On 09.11.2013 19:18, Heikki Linnakangas wrote:
On 09.11.2013 18:49, Heikki Linnakangas wrote:
We could just punt if more than X pages would need to be changed. That
would mean that we never delete pages at the top (h - X) levels of the
tree. In practice that should be fine if X is high enough.
As a data point, GIN list page deletion holds 16 pages locked at once
(GIN_NDELETE_AT_ONCE). Normally, a 16-level deep B-tree is pretty huge.
As another data point, in the worst case the keys are so wide that only
2 keys fit on each B-tree page. With that assumption, the tree can be at
most 32 levels deep if you just insert into it with no deletions, since
MaxBlockNumber ~= 2^32 (I may be off by one in either direction, not
sure). Deletions make it more complicated, but I would be pretty
surprised if you can construct a B-tree tallers than, say 40 levels.

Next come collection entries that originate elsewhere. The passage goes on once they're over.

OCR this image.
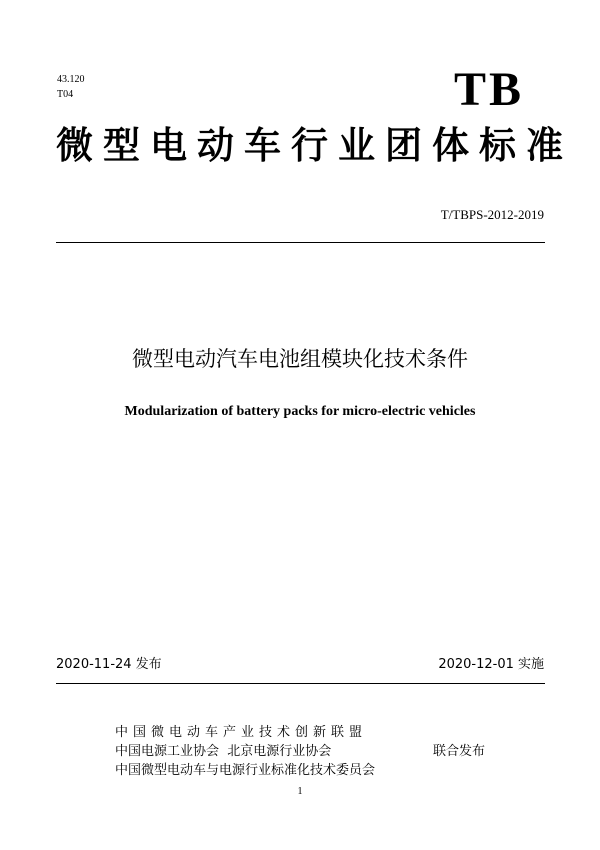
43.120
T04	TB
微型电动车行业团体标准
T/TBPS-2012-2019
微型电动汽车电池组模块化技术条件
Modularization of battery packs for micro-electric vehicles
2020-11-24 发布	2020-12-01 实施
中国微电动车产业技术创新联盟
中国电源工业协会  北京电源行业协会
中国微型电动车与电源行业标准化技术委员会
联合发布
1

On further thought, it's worse than that. To delete a page, you need to
lock the left and right siblings, so you need 3 pages locked per each
level you delete...

On further further thought, we don't need to unlink the pages immediately. It's enough to mark them as half-dead and remove the downlink to the upmost half-dead page. Marking a page as half-dead is as good as deleting it outright as far as searches and insertions are concerned. Actually unlinking the pages from the left and right siblings can be done at any later time, and doesn't need to be done in any particular order.

So, my original musings about the number of concurrent locks needed still holds.